Banyak benda dalam koleksi budaya disimpan di laci yang mengundang orang untuk membukanya, namun panel informasinya kurang. Saat hal ini diutarakan, Mr. Greenaway tersenyum.
“Anda memahaminya berdasarkan pola pikir Barat tentang bagaimana seharusnya sebuah koleksi budaya,” katanya. “Ini adalah ajakan untuk aktif, bukan pasif, untuk maju dan memulai percakapan” dengan anggota staf museum.
Ketika Pak Greenaway masih mahasiswa, dia adalah satu-satunya penduduk Pribumi di kelasnya yang belajar arsitektur di Universitas Melbourne. Saat ini, ia memperkirakan ada 70 hingga 80 mahasiswa Pribumi yang terdaftar pada gelar desain dan arsitektur di seluruh negeri.
Banyak dari siswa ini mengenal Mr. Greenaway sebagai mentor yang mudah diakses.
Ia ikut mendirikan organisasi nirlaba — Indigenous Architecture and Design Australia — untuk mendukung masyarakat Aborigin mengejar karier desain dan membantu mereka menavigasi industri yang masih beradaptasi dengan pemikiran desain Pribumi. Dia juga baru-baru ini ikut menulis Piagam Desain Pribumi Internasional, sebuah cetak biru global untuk bekerja dengan pengetahuan Pribumi dalam praktik desain komersial.
Fokusnya pada narasi ekologi dan leluhur Aborigin menjadikannya pionir yang proyeknya “pada dasarnya bersifat politis,” kata Alison Page, seorang wanita Dharawal dan Yuin dan salah satu penulis “Desain Pengetahuan Pertama,” sebuah buku yang membahas tentang arsitektur Pribumi di Australia kontemporer.

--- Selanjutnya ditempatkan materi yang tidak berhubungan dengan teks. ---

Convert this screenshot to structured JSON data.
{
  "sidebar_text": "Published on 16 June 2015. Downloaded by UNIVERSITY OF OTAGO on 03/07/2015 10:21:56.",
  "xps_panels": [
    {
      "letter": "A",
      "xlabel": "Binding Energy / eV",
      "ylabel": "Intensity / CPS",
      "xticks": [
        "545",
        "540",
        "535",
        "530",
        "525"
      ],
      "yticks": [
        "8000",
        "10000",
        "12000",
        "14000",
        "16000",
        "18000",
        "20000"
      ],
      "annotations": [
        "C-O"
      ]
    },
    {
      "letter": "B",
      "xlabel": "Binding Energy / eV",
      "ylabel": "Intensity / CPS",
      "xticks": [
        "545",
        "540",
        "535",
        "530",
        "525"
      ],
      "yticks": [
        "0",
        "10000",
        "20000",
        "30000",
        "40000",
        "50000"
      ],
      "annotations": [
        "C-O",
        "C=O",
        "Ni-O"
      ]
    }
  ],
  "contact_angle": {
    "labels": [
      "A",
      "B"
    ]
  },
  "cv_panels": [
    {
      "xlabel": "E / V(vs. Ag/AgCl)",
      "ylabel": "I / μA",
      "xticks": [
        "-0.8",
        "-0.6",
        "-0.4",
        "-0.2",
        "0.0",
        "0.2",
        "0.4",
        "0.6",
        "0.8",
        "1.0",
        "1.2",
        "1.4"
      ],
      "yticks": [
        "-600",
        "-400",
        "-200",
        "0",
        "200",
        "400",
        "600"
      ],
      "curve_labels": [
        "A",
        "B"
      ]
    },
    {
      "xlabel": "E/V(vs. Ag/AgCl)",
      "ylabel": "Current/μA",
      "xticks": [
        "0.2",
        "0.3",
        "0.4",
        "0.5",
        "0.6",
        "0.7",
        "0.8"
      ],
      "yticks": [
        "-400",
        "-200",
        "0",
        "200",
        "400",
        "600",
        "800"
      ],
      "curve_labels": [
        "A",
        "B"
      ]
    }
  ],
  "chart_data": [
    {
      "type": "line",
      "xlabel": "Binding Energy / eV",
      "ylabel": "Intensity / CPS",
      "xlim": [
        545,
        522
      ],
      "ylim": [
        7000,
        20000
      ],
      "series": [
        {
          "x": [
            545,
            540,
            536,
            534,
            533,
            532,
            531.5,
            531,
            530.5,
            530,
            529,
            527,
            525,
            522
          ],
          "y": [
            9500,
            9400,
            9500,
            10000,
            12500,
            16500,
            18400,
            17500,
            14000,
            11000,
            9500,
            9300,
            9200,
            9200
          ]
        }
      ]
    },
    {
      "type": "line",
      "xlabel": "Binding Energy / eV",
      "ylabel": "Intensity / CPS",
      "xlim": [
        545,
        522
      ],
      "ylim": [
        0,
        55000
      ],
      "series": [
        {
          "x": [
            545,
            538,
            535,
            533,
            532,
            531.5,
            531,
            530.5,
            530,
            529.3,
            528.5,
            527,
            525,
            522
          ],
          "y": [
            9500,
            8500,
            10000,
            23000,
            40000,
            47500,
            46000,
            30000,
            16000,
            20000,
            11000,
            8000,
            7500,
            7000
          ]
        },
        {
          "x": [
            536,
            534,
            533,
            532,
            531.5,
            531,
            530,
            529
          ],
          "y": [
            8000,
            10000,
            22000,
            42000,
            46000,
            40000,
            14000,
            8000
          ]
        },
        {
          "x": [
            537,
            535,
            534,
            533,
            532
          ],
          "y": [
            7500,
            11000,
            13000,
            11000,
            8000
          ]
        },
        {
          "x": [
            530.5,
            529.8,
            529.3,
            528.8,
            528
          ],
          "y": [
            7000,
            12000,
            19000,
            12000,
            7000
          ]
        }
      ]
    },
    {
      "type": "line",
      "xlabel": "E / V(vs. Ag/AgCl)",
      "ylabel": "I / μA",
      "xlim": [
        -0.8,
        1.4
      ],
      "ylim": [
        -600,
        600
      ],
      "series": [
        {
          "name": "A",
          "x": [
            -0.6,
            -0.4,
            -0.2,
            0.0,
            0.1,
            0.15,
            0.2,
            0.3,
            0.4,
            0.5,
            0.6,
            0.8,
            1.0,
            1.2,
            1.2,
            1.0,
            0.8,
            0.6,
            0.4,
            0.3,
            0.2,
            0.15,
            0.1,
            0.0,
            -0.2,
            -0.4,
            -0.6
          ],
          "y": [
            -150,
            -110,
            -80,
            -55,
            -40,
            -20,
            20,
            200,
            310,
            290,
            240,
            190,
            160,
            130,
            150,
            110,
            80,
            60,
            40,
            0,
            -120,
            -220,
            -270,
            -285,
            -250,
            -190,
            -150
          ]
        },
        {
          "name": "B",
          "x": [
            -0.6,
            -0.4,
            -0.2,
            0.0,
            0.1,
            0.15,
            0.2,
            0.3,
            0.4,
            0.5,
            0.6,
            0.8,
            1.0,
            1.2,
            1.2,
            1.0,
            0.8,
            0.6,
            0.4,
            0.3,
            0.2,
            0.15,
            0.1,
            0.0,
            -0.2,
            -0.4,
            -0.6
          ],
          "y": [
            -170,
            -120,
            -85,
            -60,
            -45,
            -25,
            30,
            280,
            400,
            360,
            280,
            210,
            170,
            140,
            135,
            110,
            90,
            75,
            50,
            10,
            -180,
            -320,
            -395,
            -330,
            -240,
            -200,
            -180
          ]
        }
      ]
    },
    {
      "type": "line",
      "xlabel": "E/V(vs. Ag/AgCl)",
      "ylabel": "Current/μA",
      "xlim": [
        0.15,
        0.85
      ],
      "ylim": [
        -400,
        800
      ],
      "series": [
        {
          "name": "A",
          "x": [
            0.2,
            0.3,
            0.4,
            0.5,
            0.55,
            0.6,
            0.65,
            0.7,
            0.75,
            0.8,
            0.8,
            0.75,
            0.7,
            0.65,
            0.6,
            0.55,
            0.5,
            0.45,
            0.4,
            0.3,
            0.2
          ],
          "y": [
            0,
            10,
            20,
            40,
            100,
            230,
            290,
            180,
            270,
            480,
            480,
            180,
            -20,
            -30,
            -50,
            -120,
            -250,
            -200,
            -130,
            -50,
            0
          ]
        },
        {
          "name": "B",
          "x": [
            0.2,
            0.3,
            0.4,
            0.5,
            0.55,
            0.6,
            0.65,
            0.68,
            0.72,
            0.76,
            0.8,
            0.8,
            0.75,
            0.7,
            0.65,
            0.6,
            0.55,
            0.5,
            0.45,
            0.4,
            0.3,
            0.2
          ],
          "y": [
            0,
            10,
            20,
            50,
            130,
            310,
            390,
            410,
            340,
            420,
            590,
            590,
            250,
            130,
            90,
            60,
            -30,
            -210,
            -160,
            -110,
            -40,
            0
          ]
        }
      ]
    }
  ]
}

Pendekatannya, kata Page, telah membantu membuka jalan bagi proyek-proyek lain untuk mengatasi warisan ketidakadilan yang berasal dari sejarah pertemuan masyarakat adat dan kolonial.
“Mendesain dengan cara ini, Anda mulai mengungkap cerita dan narasi,” katanya. “Beberapa di antaranya mungkin sulit untuk dihadapi, namun itu adalah bagian dari kebenaran suatu tempat. Pengungkapan kebenaran seperti itu sudah tidak terlalu lama lagi.”
Berikutnya untuk Greenaway Architects akan menjadi yang pertama secara nasional: Kuliah di University of Technology Sydney yang dirancang khusus untuk mahasiswa First Nations.
Dari tangga tugu peringatan perang Melbourne, Shrine of Remembrance, pemandangan kota sangat dramatis. Meskipun pemandangan kota dari tempat ini didominasi oleh gedung-gedung pencakar langit yang menjulang di jalan-jalan raya era Victoria, proyek-proyek Mr. Greenaway terletak secara halus dan intim di permukaan tanah.
Mr Greenaway mengatakan tujuannya adalah untuk menciptakan tempat-tempat yang “diberikan makna, namun tidak pernah mencolok” dan untuk “menanamkan lapisan dalam struktur perkotaan Melbourne yang memberikan hak pilihan kepada First Nations Peoples.”
Ketika ditanya tentang aspirasinya di masa depan, ia berkata: “Harapan saya adalah bahwa melalui praktik kami, kami telah mulai memetakan arah baru seputar kesetaraan desain, untuk memastikan bahwa suara mereka yang tidak bersuara dinormalisasi dalam praktik desain di Australia. tetapi juga lebih jauh lagi. Ini sudah dimulai sekarang, tapi kita harus menjaga momentumnya.”